An absence of determination and inability to communicate with the coach or anyone who might have been able to shape my thinking in a positive direction was a bad pattern of behavior. Where did this behavior come from? Was I embarrassed to sit on the bench although playing amongst established stars? I think so. Was it possible I subconsciously thought I wouldnt make it? I dont know. I do know in the school yards I played with supreme confidence with skilled, more mature players. I think I probably may have been initially too nervous to play in front of a crowd. What I didnt know then, and know now, everyone who first starts to play has the same feelings until they get into the game. I became aware of this fact many years later when I read in a sports column that the great basketball star, Bill Russell usually threw up from nerves before every game. And, he was a great player in college and in the pros. Also, many years later I had discussed this phenomena of mine with Hook Wallace, a high school and college basketball star in the nineteen forties. He told me the feelings I had in front of a crowd were natural and would go away once the game begins. I probably would have been able to overcome my negative feelings if I had further confided in someone that could have been a helpful mentor. Talent undeveloped is an unfortunate story. At the time, long ago, I didnt know it.
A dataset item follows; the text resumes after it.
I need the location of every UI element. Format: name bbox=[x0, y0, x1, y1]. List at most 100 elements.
Excellent reflexes, good hand - eye coordination and agility in movement are not skills that are teachable. I had a feel for the basket and was a very capable shot maker for that era of nineteen forties basketball which was a much slower moving game than it is in the modern era. A person either has it or doesnt have it. I did have the inherent skills but never allowed myself to have the patience to become a team coachable player. My athletic skills served me well in sports participation on an individual level throughout my life. At the age of seventy I was still shooting basketballs on the court of my Moorestown property. I still had a variety of shots including left handed hook shots.
My regret is I never became a player in a team sport. I would never know how far my basketball abilities might have taken me if furthered developed under a coachs tutelage.
My track record as a quitter because I told myself I wasnt getting enough playing time was too extensive and certainly was a bad pattern.
I quit the Police League at the age fourteen, quit the high school team at the age of sixteen, quit the Narberth League at the age of seventeen, quit a team in the Brith Sholom League at the age of eighteen. And even quit the tryout after two sessions of practice on my college team at the age of twenty three. Playing on all those teams should have been an opportunity for me. Either I lacked the drive to prove myself or couldnt face the possibility that maybe I wasnt as talented as I thought, certainly not as an organized team player. I remember being annoyed t myself when I witnessed competing on my high school team, and college team, that I easily outclassed playing against them in our schoolyard games. But, they had the necessary stick to it attitude that was missing in me.
The only time I did not quit a basketball team was when I played on a team in the army while in basic training. In that scenario I was determined to play. By competing well on the army team it enabled me to avoid K.P. (kitchen police). It also gave me the rare opportunity to be independent of drill instructors, even if only for an hour or two. Quitting was not an option in the army. My two years of service enabled me to learn to face situations and not be a quitter.